The title doubles as the plot — American expat Emily (Lily Collins) is in Paris. Despite having no knowledge of French or experience working in the luxury industry (she starts the series at a pharmaceutical marketing firm), Emily gets a job at the haute Parisian advertising firm Savoir for no reason other than physically being in the room while it was up for grabs. By season two, she’s living with her friend Mindy (Ashley Park), a struggling cabaret performer, who joins Emily in wearing absurdly opulent outfits once and then never again.
The greatest adversity Emily faces this season is the fallout of her mind-blowingly good sex with Gabriel (Lucas Bravo) in Season One’s finale. Gabriel is a French chef who has to check his jawline with his luggage because he can’t go through TSA with something that sharp and, of course, he’s madly in love with Emily. Tragically, the two slept together while Gabriel was still dating Emily’s close friend, Camille (Camille Razat). It's a tediously generic love triangle.

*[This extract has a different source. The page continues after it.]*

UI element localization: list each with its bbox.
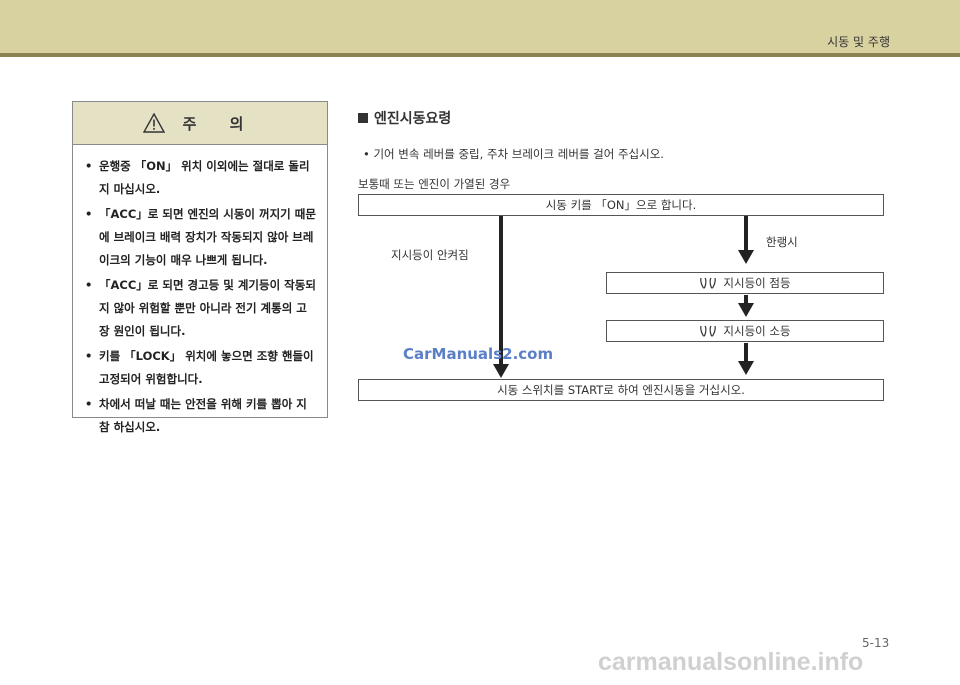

To make matters worse, these wonderful things all happen to someone utterly bankrupt of charm. Emily is an egotist cut from the same cloth as celebrities singing “Imagine.” She’s been in Paris for six months but still gets offended if anyone speaks in English around her. She never does her job, though everyone’s always talking about how hard she works. She betrays others’ trust and then doesn’t understand why she isn’t instantly forgiven. She coasts through a cotton-candy universe, letting everyone else clean up her mess.
In the season’s course of nonsensical events, Emily markets champagne that is intended to be sprayed rather than drank, starts a fashion feud over Instagram, holds a fashion show at the Palace of Versailles and shoplifts with a Ukrainian woman she meets in French class. That last escapade causes her to sit next to gorgeous Londoner Alfie (Lucien Laviscount) with whom she starts a relationship. Why does any of this happen? Because Paris!
The show follows in the footsteps of American travelogs past, wherein the only people not of the protagonist’s gender are either there to make food or be ogled. Traditionally, this has been done with a male lead — but the flattening effect this portrayal has on a female lead is much the same. The characters who surround the lead are similarly lacking in substance: The French in the show are so clichéd that at any given moment, you expect a baguette-wielding mime to show up in front of Notre-Dame.
None of this storytelling is catastrophic. It’s just militantly bland. Everyone speaks English not because the writing is somehow imperialistic, but because it just never bothers considering the world from anyone else’s point of view. The costumes are beautiful but lack any purpose and any sense of reality.
“Emily in Paris” isn’t a Cinnabon. It’s an utterly generic sugar cookie: free from salmonella, inoffensive to the local foodie, but forgotten twenty seconds after consumption. Although painfully tepid, “Emily in Paris” is for anyone who needs a sugar rush and doesn’t mind the empty calories.